Late in August DJI launched their “Bug Bounty” program after hackers had been able to bypass DJI’s geo-fencing. Around the same time, the US army stopped using DJI’s products because of ‘cyber vulnerabilities’. Apparently, the program has been quite the success and DJI is now planning to make the first payouts, according to DroneLife. The combined payout is in excess of $30,000 to multiple researchers.
DJI Mavic Pro
Bug bounty payday
No money has exchanged hands yet but various researchers have mentioned that their bug reports were successfully submitted and that they have provided bank account information to DJI to receive payouts. One of the payouts is said to be a ‘top bounty’ of $30,000, the reward for a security flaw of the highest possible level.

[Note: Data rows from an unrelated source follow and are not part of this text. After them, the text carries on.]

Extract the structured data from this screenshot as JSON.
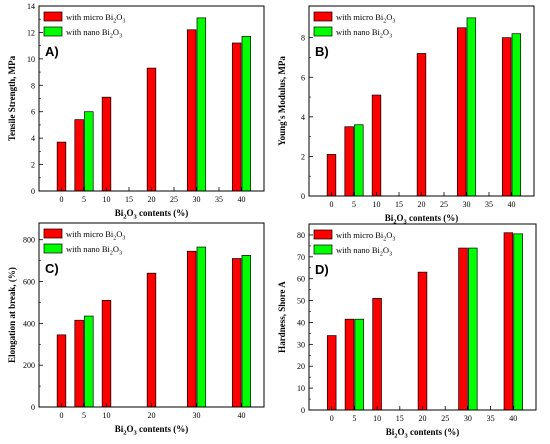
{
  "colors": {
    "micro": "#ff0000",
    "nano": "#00ff00"
  },
  "chart_data": [
    {
      "type": "bar",
      "panel_label": "A)",
      "ylabel": "Tensile Strength, MPa",
      "xlabel_pre": "Bi",
      "xlabel_sub1": "2",
      "xlabel_mid": "O",
      "xlabel_sub2": "3",
      "xlabel_post": " contents (%)",
      "ylim": [
        0,
        14
      ],
      "yticks": [
        "0",
        "2",
        "4",
        "6",
        "8",
        "10",
        "12",
        "14"
      ],
      "xlim": [
        -5,
        45
      ],
      "xticks": [
        "0",
        "5",
        "10",
        "15",
        "20",
        "25",
        "30",
        "35",
        "40"
      ],
      "legend": [
        {
          "text": "with micro Bi",
          "sub1": "2",
          "mid": "O",
          "sub2": "3",
          "color": "micro"
        },
        {
          "text": "with nano Bi",
          "sub1": "2",
          "mid": "O",
          "sub2": "3",
          "color": "nano"
        }
      ],
      "series": [
        {
          "color": "micro",
          "points": [
            [
              0,
              3.7
            ],
            [
              5,
              5.4
            ],
            [
              10,
              7.1
            ],
            [
              20,
              9.3
            ],
            [
              30,
              12.2
            ],
            [
              40,
              11.2
            ]
          ]
        },
        {
          "color": "nano",
          "points": [
            [
              5,
              6.0
            ],
            [
              30,
              13.1
            ],
            [
              40,
              11.7
            ]
          ]
        }
      ]
    },
    {
      "type": "bar",
      "panel_label": "B)",
      "ylabel": "Young's Modulus, MPa",
      "xlabel_pre": "Bi",
      "xlabel_sub1": "2",
      "xlabel_mid": "O",
      "xlabel_sub2": "3",
      "xlabel_post": " contents (%)",
      "ylim": [
        0,
        9.6
      ],
      "yticks": [
        "0",
        "2",
        "4",
        "6",
        "8"
      ],
      "xlim": [
        -5,
        45
      ],
      "xticks": [
        "0",
        "5",
        "10",
        "15",
        "20",
        "25",
        "30",
        "35",
        "40"
      ],
      "legend": [
        {
          "text": "with micro Bi",
          "sub1": "2",
          "mid": "O",
          "sub2": "3",
          "color": "micro"
        },
        {
          "text": "with nano Bi",
          "sub1": "2",
          "mid": "O",
          "sub2": "3",
          "color": "nano"
        }
      ],
      "series": [
        {
          "color": "micro",
          "points": [
            [
              0,
              2.1
            ],
            [
              5,
              3.5
            ],
            [
              10,
              5.1
            ],
            [
              20,
              7.2
            ],
            [
              30,
              8.5
            ],
            [
              40,
              8.0
            ]
          ]
        },
        {
          "color": "nano",
          "points": [
            [
              5,
              3.6
            ],
            [
              30,
              9.0
            ],
            [
              40,
              8.2
            ]
          ]
        }
      ]
    },
    {
      "type": "bar",
      "panel_label": "C)",
      "ylabel": "Elongation at break, (%)",
      "xlabel_pre": "Bi",
      "xlabel_sub1": "2",
      "xlabel_mid": "O",
      "xlabel_sub2": "3",
      "xlabel_post": " contents (%)",
      "ylim": [
        0,
        880
      ],
      "yticks": [
        "0",
        "200",
        "400",
        "600",
        "800"
      ],
      "xlim": [
        -5,
        45
      ],
      "xticks": [
        "0",
        "5",
        "10",
        "20",
        "30",
        "40"
      ],
      "legend": [
        {
          "text": "with micro Bi",
          "sub1": "2",
          "mid": "O",
          "sub2": "3",
          "color": "micro"
        },
        {
          "text": "with nano Bi",
          "sub1": "2",
          "mid": "O",
          "sub2": "3",
          "color": "nano"
        }
      ],
      "series": [
        {
          "color": "micro",
          "points": [
            [
              0,
              345
            ],
            [
              5,
              415
            ],
            [
              10,
              510
            ],
            [
              20,
              640
            ],
            [
              30,
              745
            ],
            [
              40,
              710
            ]
          ]
        },
        {
          "color": "nano",
          "points": [
            [
              5,
              435
            ],
            [
              30,
              765
            ],
            [
              40,
              725
            ]
          ]
        }
      ]
    },
    {
      "type": "bar",
      "panel_label": "D)",
      "ylabel": "Hardness, Shore A",
      "xlabel_pre": "Bi",
      "xlabel_sub1": "2",
      "xlabel_mid": "O",
      "xlabel_sub2": "3",
      "xlabel_post": " contents (%)",
      "ylim": [
        0,
        85
      ],
      "yticks": [
        "0",
        "10",
        "20",
        "30",
        "40",
        "50",
        "60",
        "70",
        "80"
      ],
      "xlim": [
        -5,
        45
      ],
      "xticks": [
        "0",
        "5",
        "10",
        "15",
        "20",
        "25",
        "30",
        "35",
        "40"
      ],
      "legend": [
        {
          "text": "with micro Bi",
          "sub1": "2",
          "mid": "O",
          "sub2": "3",
          "color": "micro"
        },
        {
          "text": "with nano Bi",
          "sub1": "2",
          "mid": "O",
          "sub2": "3",
          "color": "nano"
        }
      ],
      "series": [
        {
          "color": "micro",
          "points": [
            [
              0,
              34
            ],
            [
              5,
              41.5
            ],
            [
              10,
              51
            ],
            [
              20,
              63
            ],
            [
              30,
              74
            ],
            [
              40,
              81
            ]
          ]
        },
        {
          "color": "nano",
          "points": [
            [
              5,
              41.5
            ],
            [
              30,
              74
            ],
            [
              40,
              80.5
            ]
          ]
        }
      ]
    }
  ]
}
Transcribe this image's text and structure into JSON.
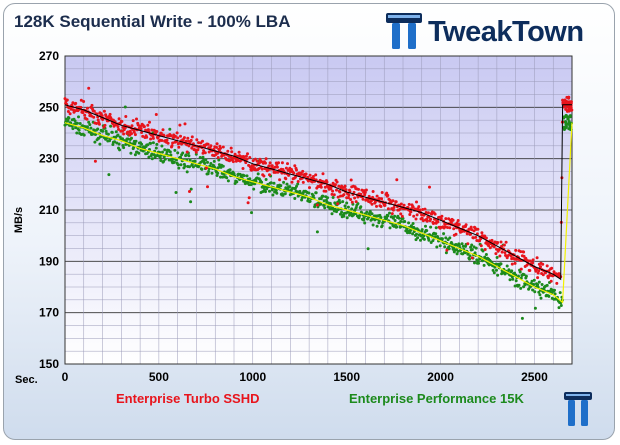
{
  "header": {
    "title": "128K Sequential Write - 100% LBA",
    "brand": "TweakTown"
  },
  "chart_data": {
    "type": "scatter",
    "title": "128K Sequential Write - 100% LBA",
    "xlabel": "Sec.",
    "ylabel": "MB/s",
    "xlim": [
      0,
      2700
    ],
    "ylim": [
      150,
      270
    ],
    "xticks": [
      0,
      500,
      1000,
      1500,
      2000,
      2500
    ],
    "yticks": [
      150,
      170,
      190,
      210,
      230,
      250,
      270
    ],
    "grid": true,
    "legend_position": "bottom",
    "series": [
      {
        "name": "Enterprise Turbo SSHD",
        "color": "#e8141c",
        "x": [
          0,
          100,
          200,
          300,
          400,
          500,
          600,
          700,
          800,
          900,
          1000,
          1100,
          1200,
          1300,
          1400,
          1500,
          1600,
          1700,
          1800,
          1900,
          2000,
          2100,
          2200,
          2300,
          2400,
          2500,
          2600,
          2640,
          2650,
          2700
        ],
        "y": [
          251,
          249,
          246,
          243,
          241,
          239,
          237,
          235,
          233,
          231,
          228,
          226,
          224,
          222,
          220,
          217,
          215,
          213,
          211,
          209,
          206,
          203,
          200,
          196,
          192,
          188,
          185,
          183,
          251,
          251
        ]
      },
      {
        "name": "Enterprise Performance 15K",
        "color": "#1c8a1c",
        "x": [
          0,
          100,
          200,
          300,
          400,
          500,
          600,
          700,
          800,
          900,
          1000,
          1100,
          1200,
          1300,
          1400,
          1500,
          1600,
          1700,
          1800,
          1900,
          2000,
          2100,
          2200,
          2300,
          2400,
          2500,
          2600,
          2650,
          2700
        ],
        "y": [
          244,
          242,
          239,
          237,
          234,
          232,
          230,
          228,
          226,
          223,
          221,
          219,
          217,
          215,
          212,
          210,
          208,
          206,
          204,
          201,
          198,
          195,
          192,
          188,
          184,
          180,
          177,
          174,
          244
        ]
      }
    ]
  }
}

Walter Stockwell, DJI Director of Technical Standards, had this to say about the ‘Bug Bounty’ program:
“Security researchers, academic scholars and independent experts often provide a valuable service by analyzing the code in DJI’s apps and other software products and bringing concerns to public attention. DJI wants to learn from their experiences as we constantly strive to improve our products, and we are willing to pay rewards for the discoveries they make.”
In their press release, DJI said about their ‘Threat Identification Reward Program’, the official name of their ‘Bug Bounty’ program, that its goal is to discover threats to the integrity of their users’ private data, such as photos, videos and flight logs. The program also aims to find other vulnerable areas that may reveal proprietary source codes and backdoors to bypass safety certifications, such as geo-fencing.
In the same release, DJI mentioned that a special website with full program terms and a standardized form for reporting bugs would be developed. We have yet to see such a website, although the dedicated email email@example.com has been available since the launch of the program. DJI promised to pay out rewards ranging from $100 to $30,000 for qualifying threats. The lack of a fully developed program and website for reporting the threats may be an indication that this ‘Bug Bounty’ program was put together quickly after DJI received negative press about the vulnerabilities in their software.
DroneLife continues to report that some of the researchers who are still waiting to receive payment for their original claims, have already submitted new bug reports. This may be an indication of a relationship being somewhat formalized and friendly between DJI and the hackers they have been fighting not so long ago. DJI does ask researchers to refrain from publicly discussing their successful submissions.
A message from DJI to a security researcher. Photo: DroneLife
DJI is not the first, nor will it be the last, company that introduces a bug reporting program. Facebook, for instance, launched a similar bug bounty program back in 2011. All hardware and software, especially when newly developed, contains weak spots. The point is to identify them and to fix them. DJI reaching out to hackers and researchers to help them find and fix these vulnerabilities must be seen as something positive as it will ultimately lead to improved software and hardware and thus address the safety and security concerns of commercial drone pilots and government agencies.